With development of neurointerventional techniques and devices, including the distal protection device, CAS has become an excellent treatment modality for carotid stenosis (9, 10). The technical success rate, the procedure related morbidity and mortality rates and the restenosis rates seem to compare favorably with carotid endarterectomy.

Follow-up angiography four weeks after ictus was performed for our patient to look for the possibility of inserting a stent into the stenotic proximal external carotid and ulcerated distal common carotid arteries, which might be future sources of distal embolism from the ECA to the intracranial cerebral arteries. Follow-up angiography showed recanalization of the proximal ICA with severe atherosclerotic stenosis, and so CAS was done during the same session as the follow-up angiography. We did not attempt to perform a recanalization procedure on the occluded ICA at the time of the initial DSA because the patient had acute ischemic infarction at the ipsilateral cerebral hemisphere that could have caused possible intracranial hemorrhage after the procedure. Fortunately, our patient did not show an aggravated neurological status at that time after the initial ictus.

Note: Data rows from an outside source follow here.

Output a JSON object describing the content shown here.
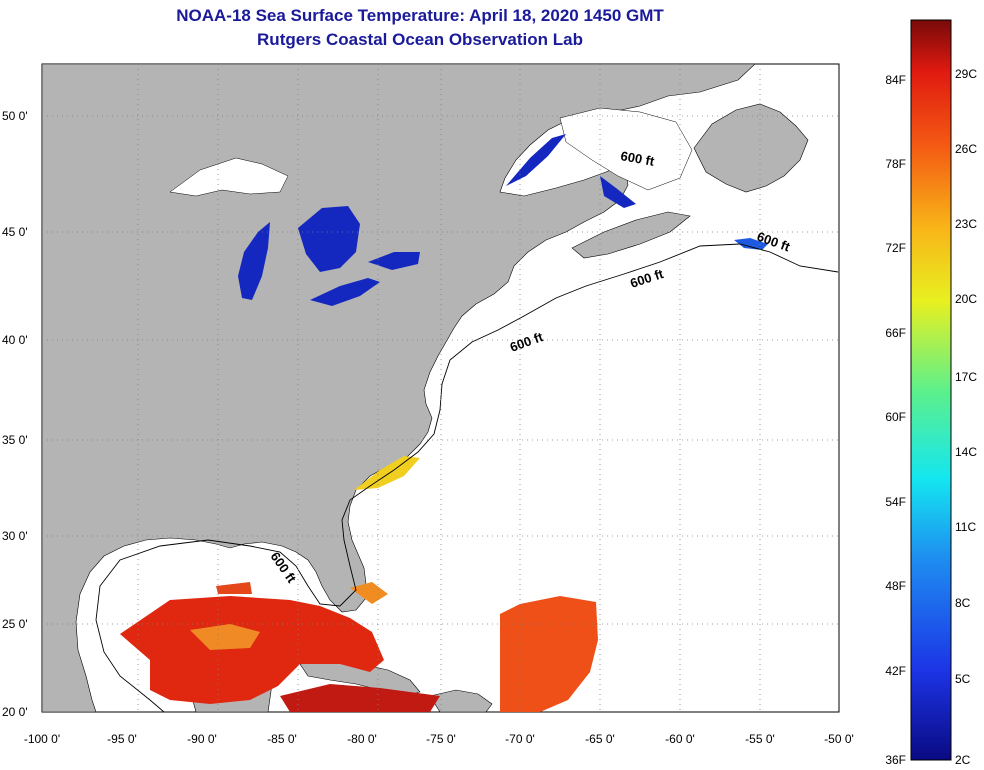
{
  "title": {
    "line1": "NOAA-18 Sea Surface Temperature:  April 18, 2020 1450 GMT",
    "line2": "Rutgers Coastal Ocean Observation Lab"
  },
  "axes": {
    "lon_ticks": [
      "-100 0'",
      "-95 0'",
      "-90 0'",
      "-85 0'",
      "-80 0'",
      "-75 0'",
      "-70 0'",
      "-65 0'",
      "-60 0'",
      "-55 0'",
      "-50 0'"
    ],
    "lat_ticks": [
      "50 0'",
      "45 0'",
      "40 0'",
      "35 0'",
      "30 0'",
      "25 0'",
      "20 0'"
    ],
    "lon_range": [
      -100,
      -50
    ],
    "lat_range": [
      20,
      52.5
    ]
  },
  "contour_labels": [
    "600 ft",
    "600 ft",
    "600 ft",
    "600 ft",
    "600 ft"
  ],
  "colorbar": {
    "fahrenheit": [
      "84F",
      "78F",
      "72F",
      "66F",
      "60F",
      "54F",
      "48F",
      "42F",
      "36F"
    ],
    "celsius": [
      "29C",
      "26C",
      "23C",
      "20C",
      "17C",
      "14C",
      "11C",
      "8C",
      "5C",
      "2C"
    ]
  },
  "colors": {
    "land": "#b4b4b4",
    "ocean_nodata": "#ffffff",
    "title": "#1a1a9a",
    "cold_lake": "#0a1fb4",
    "warm_sst": "#e02810"
  }
}
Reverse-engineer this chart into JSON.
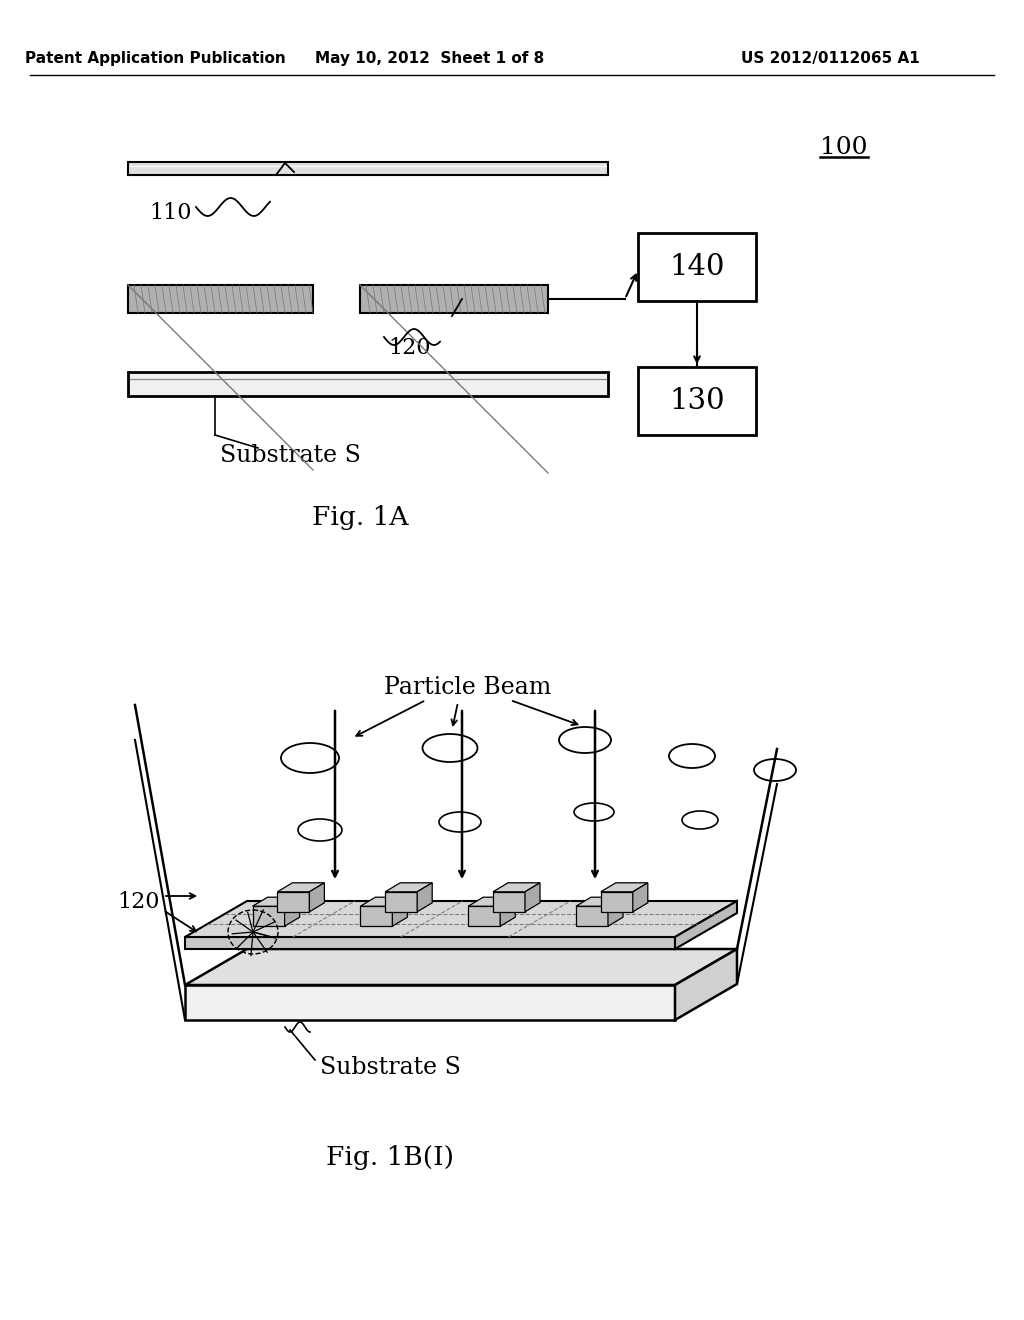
{
  "bg_color": "#ffffff",
  "header_left": "Patent Application Publication",
  "header_mid": "May 10, 2012  Sheet 1 of 8",
  "header_right": "US 2012/0112065 A1",
  "fig1a_label": "Fig. 1A",
  "fig1b_label": "Fig. 1B(I)",
  "label_100": "100",
  "label_110": "110",
  "label_120_1a": "120",
  "label_120_1b": "120",
  "label_130": "130",
  "label_140": "140",
  "label_substrate_s1": "Substrate S",
  "label_substrate_s2": "Substrate S",
  "label_particle_beam": "Particle Beam"
}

The CAS procedures in this special situation require the experience and extensive knowledge of CAS by the interventionist. Another possibility of risk during CAS can exist during passing the distal protection device to the stenotic segment and also during pre-stenting balloon angioplasty that is done without a distal protection device. We did not use the distal protection device because there was no available distal protection device with a small enough diameter to insert within the distal cervical ICA. So, we performed pre-stenting balloon angioplasty very gently, and all procedures were done with careful monitoring of the vital signs and neurologic status of the patient. The patient was carefully monitored after the procedure as well.

In summary, we performed successful CAS without any neurologic complication occurring during the one year follow-up in a patient with a spontaneous recanalized ICA occlusion. Although reports on stent insertion at a recanalized ICA occlusion are rare, CAS may considered as the treatment of choice for the patient having an underlying atherosclerotic stenosis and a recanalized ICA following complete occlusion.